Dolly Parton
Country Weekly
March 20, 2001
Showing Her Roots
Dolly Parton heads for the hills
By Bob Cannon

New Yorkers aren't easily impressed.  But here in the lobby of the swanky Pierre Hotel on Fifth Avenue, a fur-clad matron speaks breathlessly into her cell phone.  "You'll nevah guess who I just saw upstairs," she rasps.  "Dolly PAW-ton!"
      Obviously, even jaded city folk love Dolly.
      A few minutes later, Dolly giggles at this story.  New York City doesn't scare her one bit.  "I like it here," she gushes.  "I had an apartment here for 20 years.  I'm comfortable anywhere, actually.  I feel like I can fit anywhere."
      She might just as well be talking about her music.  After issuing pop, country and bluegrass collections over the last few years, her new album, Little Sparrow, on Sugar Hill Records, is a return to her mountain roots.
      "I call this real mountain music," says Dolly, wearing a decidedly unmountainy, skintight black pantsuit.  "It's more mountain than bluegrass.  Actually I only did a couple of bluegrass things like the Louvin Brothers' 'I Don't Believe You've Met My Baby.'"
      In addition to six Parton originals like the bouncy "Marry Me" and the mournful title tune, Dolly wandered into left field for some songs.  "I did some things using bluegrass instruments, like 'I Get A Kick Out Of You,' the Frank Sinatra song," she says.  "My husband, Carl, owns all kinds of records, and he really likes that song.  The last time I heard it, I thought, 'I wonder how it would be if we did it up-tempo?' And people seem to already be taking to it."
      Another off-the-wall choice was "Shine," a rock hit by the Atlanta alternative band Collective Soul.  "My husband was playing a rock 'n' roll station in the car and that song came on," she recalls.  "We both just looked at each other, and I said, 'I love that song.'  So we stopped at Tower Records and bought it.
      "I was thinking 'I'd love to record that,' but it had that really heavy guitar.  So I thought, 'You know, that could be done really simple, using a mandolin at the beginning instead of a guitar.'  And the song's melody is so beautiful for bluegrass harmonies."
      A spiritual thread runs throughout Little Sparrow.  Dolly included the gospel standard "In The Sweet By And By," with vocal help from Mairéad Ní Mhaonaigh of the Irish band Altan.  "She's wonderful," says Dolly.  "I wanted to have that Irish sound, and she loves singing like that.  Someone in her family translated that part into Gaelic.
      "I've been singing that song since I was a little kid," she continues.  "I thought, 'That is really pretty.  I wonder how it would be if we slowed it down?'  It came out nice."
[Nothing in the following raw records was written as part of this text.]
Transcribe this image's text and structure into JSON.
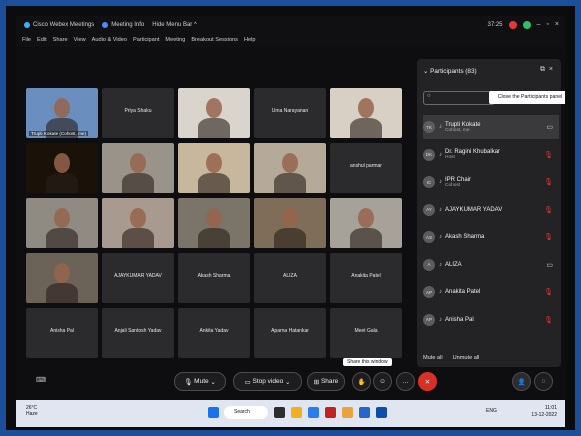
{
  "titlebar": {
    "app": "Cisco Webex Meetings",
    "meeting_info": "Meeting Info",
    "hide_menu": "Hide Menu Bar ^",
    "timer": "37:25"
  },
  "menu": [
    "File",
    "Edit",
    "Share",
    "View",
    "Audio & Video",
    "Participant",
    "Meeting",
    "Breakout Sessions",
    "Help"
  ],
  "tiles": [
    {
      "name": "Trupti Kokate (Cohost, me)",
      "video": true,
      "bg": "#6a8fbf"
    },
    {
      "name": "Priya Shaku",
      "video": false
    },
    {
      "name": "",
      "video": true,
      "bg": "#d9d4cc"
    },
    {
      "name": "Uma Narayanan",
      "video": false
    },
    {
      "name": "",
      "video": true,
      "bg": "#d8d0c4"
    },
    {
      "name": "",
      "video": true,
      "bg": "#1a1208"
    },
    {
      "name": "",
      "video": true,
      "bg": "#9a9389"
    },
    {
      "name": "",
      "video": true,
      "bg": "#c7b79c"
    },
    {
      "name": "",
      "video": true,
      "bg": "#b5aa98"
    },
    {
      "name": "anshul parmar",
      "video": false
    },
    {
      "name": "",
      "video": true,
      "bg": "#8f8a82"
    },
    {
      "name": "",
      "video": true,
      "bg": "#a89a8e"
    },
    {
      "name": "",
      "video": true,
      "bg": "#7b7468"
    },
    {
      "name": "",
      "video": true,
      "bg": "#7e6d58"
    },
    {
      "name": "",
      "video": true,
      "bg": "#a6a29a"
    },
    {
      "name": "",
      "video": true,
      "bg": "#6b6358"
    },
    {
      "name": "AJAYKUMAR YADAV",
      "video": false
    },
    {
      "name": "Akash Sharma",
      "video": false
    },
    {
      "name": "ALIZA",
      "video": false
    },
    {
      "name": "Anakita Patel",
      "video": false
    },
    {
      "name": "Anisha Pal",
      "video": false
    },
    {
      "name": "Anjali Santosh Yadav",
      "video": false
    },
    {
      "name": "Ankita Yadav",
      "video": false
    },
    {
      "name": "Aparna Hatankar",
      "video": false
    },
    {
      "name": "Meet Gala",
      "video": false
    }
  ],
  "panel": {
    "title": "Participants (83)",
    "tooltip": "Close the Participants panel",
    "participants": [
      {
        "initials": "TK",
        "name": "Trupti Kokate",
        "role": "Cohost, me",
        "muted": false,
        "selected": true
      },
      {
        "initials": "DK",
        "name": "Dr. Ragini Khubalkar",
        "role": "Host",
        "muted": true,
        "selected": false
      },
      {
        "initials": "IC",
        "name": "IPR Chair",
        "role": "Cohost",
        "muted": true,
        "selected": false
      },
      {
        "initials": "AY",
        "name": "AJAYKUMAR YADAV",
        "role": "",
        "muted": true,
        "selected": false
      },
      {
        "initials": "AS",
        "name": "Akash Sharma",
        "role": "",
        "muted": true,
        "selected": false
      },
      {
        "initials": "A",
        "name": "ALIZA",
        "role": "",
        "muted": false,
        "selected": false
      },
      {
        "initials": "AP",
        "name": "Anakita Patel",
        "role": "",
        "muted": true,
        "selected": false
      },
      {
        "initials": "AP",
        "name": "Anisha Pal",
        "role": "",
        "muted": true,
        "selected": false
      }
    ],
    "mute_all": "Mute all",
    "unmute_all": "Unmute all"
  },
  "toolbar": {
    "mute": "Mute",
    "stop_video": "Stop video",
    "share": "Share",
    "tooltip": "Share this window"
  },
  "taskbar": {
    "weather_temp": "26°C",
    "weather_desc": "Haze",
    "search": "Search",
    "lang": "ENG",
    "lang2": "IN",
    "time": "11:01",
    "date": "13-12-2022"
  },
  "colors": {
    "accent_red": "#d93025",
    "panel_bg": "#232325",
    "frame_border": "#1b4f9c"
  }
}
      Dolly's latest album is only one of the many projects she juggling.  "I'm doing a remake of The Solid Gold Cadillac, the old Judy Holliday movie, this spring," she says.  "Then I'm doing another TV movie, Heavens To Betsy.  It's a story of mine that I've been trying to get going for years.  It's a fun thing, a gospel musical."
      Unfortunately, Dolly's joy while making her new album was tempered by the death of her father, Lee, in November.  "It wasn't like we expected it," she says sadly.  "He had a stroke and in two weeks he was dead.  I've never known that kind of grief, because I had never lost a parent.  We miss him so much.
      "I dedicated the album to Daddy.  I thought that was about the best thing I could do for him.  He always used to call me his 'little songbird.'  So this is the last thing I got to do for Daddy.
      "He liked this album.  He liked the old, simple songs."  Suddenly, she lets out a laugh.  "He used to say, 'You sing these songs better than anybody.  I don't know why you wanna bother with that ol' rock 'n' roll stuff.'"
      Dolly took his advice to heart.
      "I thought, 'It's just time to do what's right, and it's time to do what I feel,'" she says.  "But there'll never be anything that I do as well as this music, that I love as much, or that comes out of me as real."